Der gefallene Prinz
Du warst ein Wunschkind. Schon in der Nacht deiner Zeugung wurdest
du geliebt und begrüßt. Deine Eltern hießen dich mit Freude willkommen, deine
Mutter barg dich schützend und nährend an ihrem Busen und dein Vater trug dich
summend durch schlaflose Nächte, während dein Bäuchlein knurrend den Sound dazu
lieferte.
Die ersten tapsenden Schritte weg von ihnen, hin zu dir,
tatest du voller Vertrauen und warfst dich glucksend vor Gewissheit bei deiner
Rückkehr in ihre offenen Arme.
Obwohl so klein und winzig wusstest du bis in die
Haarspitzen mit absoluter Gewissheit: Du warst behütet, gewollt, geliebt.

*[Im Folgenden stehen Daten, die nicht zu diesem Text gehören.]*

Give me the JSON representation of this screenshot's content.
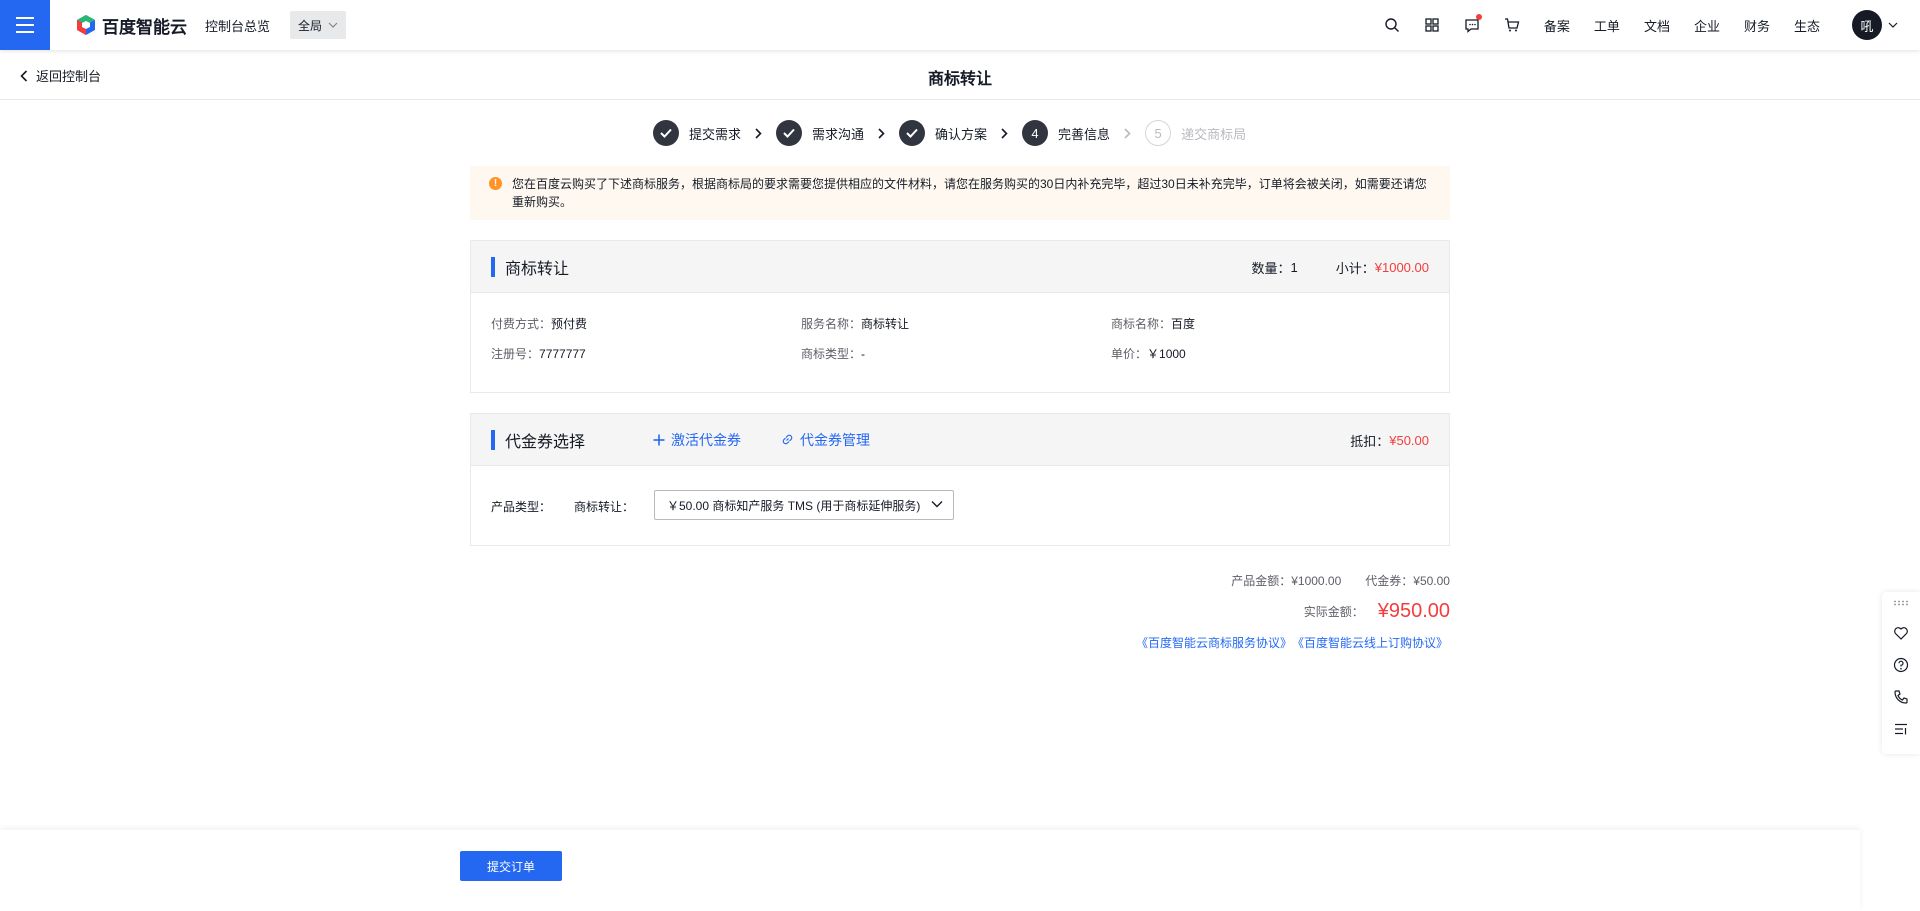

Dann starb dein Vater. Deine Mutter blieb mit den beiden
großen Brüdern, mit dir und ihren von jetzt auf gleich zerstobenen Träumen alleine
zurück.
Von einem Augenblick auf den anderen änderte sich alles. Die
dich umschließenden Arme halbierten sich und wurden unachtsamer. Im Chor der vertrauten
Stimmen fehlte eine, die Töne insgesamt wurden ungeduldiger und greller.
Deine Gewissheiten und dein Vertrauen zerschellten klirrend an
der Trauer und den Hilflosigkeiten deiner Mutter. Da war auf einmal nur noch wenig
Zeit und Raum für dich, Zuwendungen erstreckten sich auf Versorgung und
notwendige Fürsorge. Deinem Lachen gingen die Antworten verloren, dein Weinen
verhallte im unwilligen Schweigen.
Du verstandest weder das Wie, noch das Warum. Mit der Zeit
fingst du an, bei dir selbst nach den Antworten zu suchen und fandest eine neue
Schwester: Die Schuld. Sie wurde deine Lehrmeisterin. Ihr Unterricht umfasste
nur eine Lektion: Brav sein.
Wie ein Schatten weilt sie bis heute an deiner Seite. Ist Vertraute
und Verfolgerin. Glaubtest du ihr am Anfang noch, dass dein Bravsein ihre Existenz
auflösen und sie zum Schweigen bringen würde, so weißt du heute ganz tief in
dir drin, dass du sie damit doch nur weiter nährst und fütterst.
Du musst zum Drachen werden, mein Prinz und dich selbst mit dem
Feuer der Unschuld befreien. Ein lautes „Nein“ wäre ein guter Anfang und schon Glut
genug, diese Schwester von eigenen Gnaden zum Teufel zu jagen.